A planning application has been submitted for a new 1,200-place school to be built by Laing O’Rourke on Nutsford Vale in Gorton, despite objections from local residents and councillors.
Manchester City Council is proposing the school in Gorton as part of its Educational Basic Needs Programme to address a shortage of school places across the city.
The project will include the construction of a steel-framed three-storey school building, a sports hall, parking, and sports pitches on the site off Matthews Lane, which was formerly a landfill and is now a park and community woodland space.
Laing O’Rourke, which is attached to the project as main contractor and principal designer, will construct the majority of the main school building using “off-site construction techniques”, according to planning documents.
Subject to planning approval, Laing O’Rourke aims to start on site in early 2018, and complete in summer 2019.
Previous schools built in this way by Laing O’Rourke in Greater Manchester include the 1,200-place Deans Trust school in Ardwick.
The professional team includes Ellis Williams as architect, Turley as planner, Ramboll as structural engineer, and Mott MacDonald as services engineer.

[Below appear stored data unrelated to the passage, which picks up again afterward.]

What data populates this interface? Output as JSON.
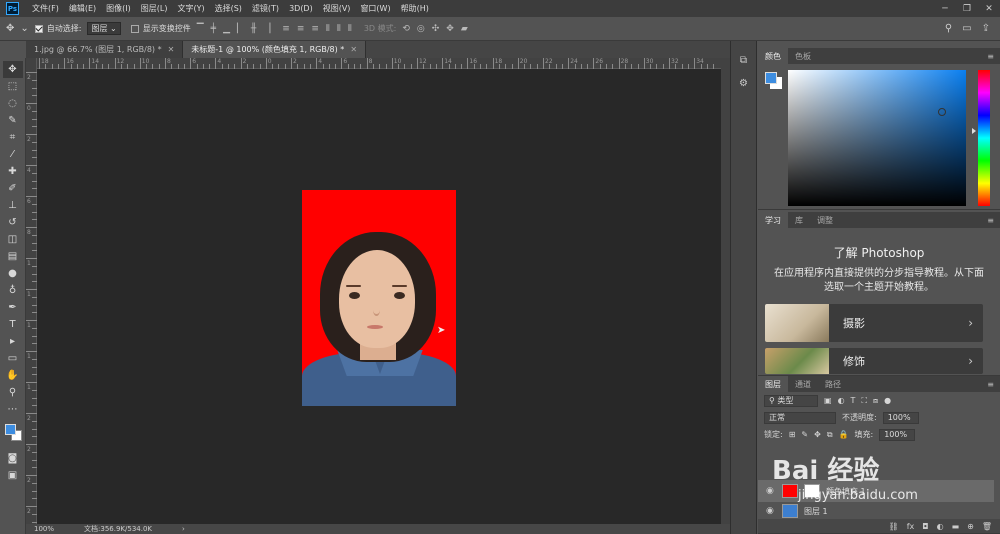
{
  "menubar": {
    "items": [
      "文件(F)",
      "编辑(E)",
      "图像(I)",
      "图层(L)",
      "文字(Y)",
      "选择(S)",
      "滤镜(T)",
      "3D(D)",
      "视图(V)",
      "窗口(W)",
      "帮助(H)"
    ],
    "logo": "Ps"
  },
  "options": {
    "auto_select_label": "自动选择:",
    "auto_select_value": "图层",
    "show_transform_label": "显示变换控件",
    "mode_3d_label": "3D 模式:"
  },
  "tabs": [
    {
      "label": "1.jpg @ 66.7% (图层 1, RGB/8) *",
      "active": false
    },
    {
      "label": "未标题-1 @ 100% (颜色填充 1, RGB/8) *",
      "active": true
    }
  ],
  "ruler": {
    "top_labels": [
      "18",
      "16",
      "14",
      "12",
      "10",
      "8",
      "6",
      "4",
      "2",
      "0",
      "2",
      "4",
      "6",
      "8",
      "10",
      "12",
      "14",
      "16",
      "18",
      "20",
      "22",
      "24",
      "26",
      "28",
      "30",
      "32",
      "34"
    ],
    "left_labels": [
      "2",
      "0",
      "2",
      "4",
      "6",
      "8",
      "1",
      "1",
      "1",
      "1",
      "1",
      "2",
      "2",
      "2",
      "2"
    ]
  },
  "status": {
    "zoom": "100%",
    "doc_info": "文档:356.9K/534.0K"
  },
  "color_panel": {
    "tabs": [
      "颜色",
      "色板"
    ],
    "fg_color": "#3d8de0",
    "bg_color": "#ffffff"
  },
  "learn_panel": {
    "tabs": [
      "学习",
      "库",
      "调整"
    ],
    "title": "了解 Photoshop",
    "description": "在应用程序内直接提供的分步指导教程。从下面选取一个主题开始教程。",
    "cards": [
      "摄影",
      "修饰"
    ]
  },
  "layers_panel": {
    "tabs": [
      "图层",
      "通道",
      "路径"
    ],
    "filter_label": "类型",
    "blend_mode": "正常",
    "opacity_label": "不透明度:",
    "opacity_value": "100%",
    "lock_label": "锁定:",
    "fill_label": "填充:",
    "fill_value": "100%",
    "layers": [
      {
        "name": "颜色填充 1",
        "selected": true,
        "thumb_color": "#ff0000"
      },
      {
        "name": "图层 1",
        "selected": false,
        "thumb_color": "#3d7fd0"
      }
    ]
  },
  "watermark": {
    "main": "Bai 经验",
    "sub": "jingyan.baidu.com"
  }
}
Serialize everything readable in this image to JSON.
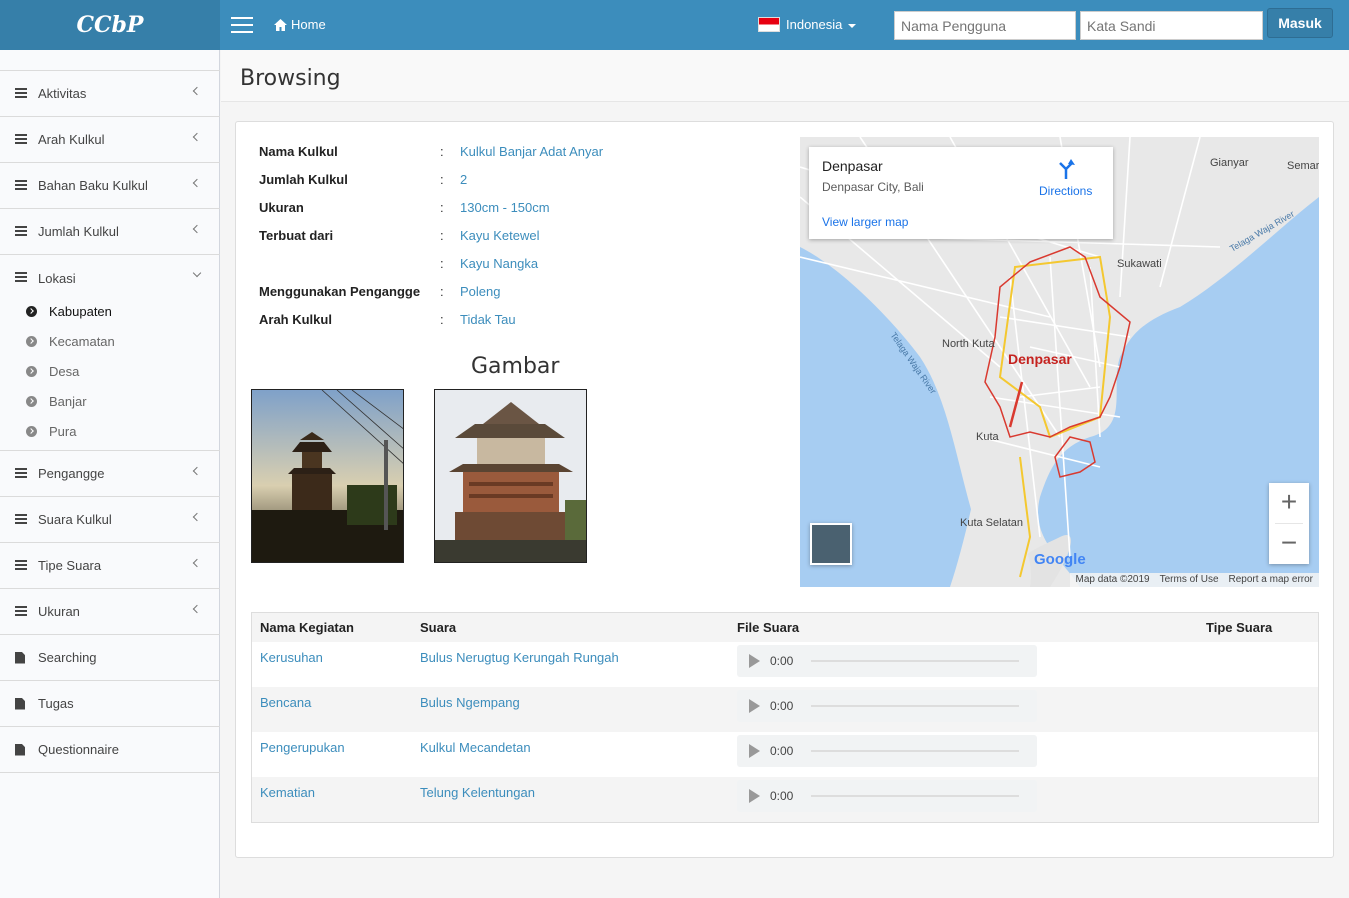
{
  "header": {
    "logo": "CCbP",
    "home": "Home",
    "language": "Indonesia",
    "username_placeholder": "Nama Pengguna",
    "password_placeholder": "Kata Sandi",
    "login": "Masuk"
  },
  "sidebar": {
    "items_top": [
      "Aktivitas",
      "Arah Kulkul",
      "Bahan Baku Kulkul",
      "Jumlah Kulkul"
    ],
    "lokasi": "Lokasi",
    "lokasi_sub": [
      "Kabupaten",
      "Kecamatan",
      "Desa",
      "Banjar",
      "Pura"
    ],
    "items_bottom": [
      "Pengangge",
      "Suara Kulkul",
      "Tipe Suara",
      "Ukuran"
    ],
    "docs": [
      "Searching",
      "Tugas",
      "Questionnaire"
    ]
  },
  "page": {
    "title": "Browsing"
  },
  "info": [
    {
      "k": "Nama Kulkul",
      "v": "Kulkul Banjar Adat Anyar"
    },
    {
      "k": "Jumlah Kulkul",
      "v": "2"
    },
    {
      "k": "Ukuran",
      "v": "130cm - 150cm"
    },
    {
      "k": "Terbuat dari",
      "v": "Kayu Ketewel"
    },
    {
      "k": "",
      "v": "Kayu Nangka"
    },
    {
      "k": "Menggunakan Pengangge",
      "v": "Poleng"
    },
    {
      "k": "Arah Kulkul",
      "v": "Tidak Tau"
    }
  ],
  "info_sep": ":",
  "gambar_title": "Gambar",
  "map": {
    "place": "Denpasar",
    "sub": "Denpasar City, Bali",
    "directions": "Directions",
    "larger": "View larger map",
    "label_city": "Denpasar",
    "labels": [
      "Gianyar",
      "Semar",
      "Sukawati",
      "North Kuta",
      "Kuta",
      "Kuta Selatan",
      "Telaga Waja River",
      "Telaga Waja River"
    ],
    "google": "Google",
    "footer": [
      "Map data ©2019",
      "Terms of Use",
      "Report a map error"
    ],
    "zoom_in": "+",
    "zoom_out": "−"
  },
  "table": {
    "headers": [
      "Nama Kegiatan",
      "Suara",
      "File Suara",
      "Tipe Suara"
    ],
    "rows": [
      {
        "kegiatan": "Kerusuhan",
        "suara": "Bulus Nerugtug Kerungah Rungah",
        "time": "0:00"
      },
      {
        "kegiatan": "Bencana",
        "suara": "Bulus Ngempang",
        "time": "0:00"
      },
      {
        "kegiatan": "Pengerupukan",
        "suara": "Kulkul Mecandetan",
        "time": "0:00"
      },
      {
        "kegiatan": "Kematian",
        "suara": "Telung Kelentungan",
        "time": "0:00"
      }
    ]
  },
  "colors": {
    "primary": "#3c8dbc",
    "header_dark": "#367fa9",
    "water": "#a7cdf2",
    "land": "#e8e8e8",
    "boundary": "#d93a30"
  }
}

Following three public consultations, the size of the school has been reduced from 1,800 places to 1,200, and the height of the main building has been reduced from four storeys to three.
However, local residents are still aiming to halt the construction of the new school, and have launched a petition against developing on the land. The school is estimated to take up roughly one-third of the Nutsford Vale site.
Residents argued that the site, as a former landfill, was home to “domestic, commercial and industrial waste including hazardous chemical waste that may be carcinogenic, corrosive, and poisonous”, and said the site would be “unsafe” for children. there are also objections due to the loss of green space.
Local councillors, including Gorton representative Julie Reid, have also argued against the proposal.
According to planning documents and a remediation strategy prepared by Ramboll, Laing O’Rourke plans to replace top soil in soft landscaped areas with clean imported materials.
Laing O’Rourke added: “Mitigation measures for each environmental risk identified will be developed in a collaborative way, including relevant subcontractors and individuals carrying out the works to ensure suitable and practicable measures are put in place.
“Environmental performance will be continually assessed and improvements will be undertaken as required throughout the duration of the project.”
The school was approved by the council executive in December 2016, which had argued the site was the only council-owned land in central or north Manchester capable of providing the necessary number of school places for local children.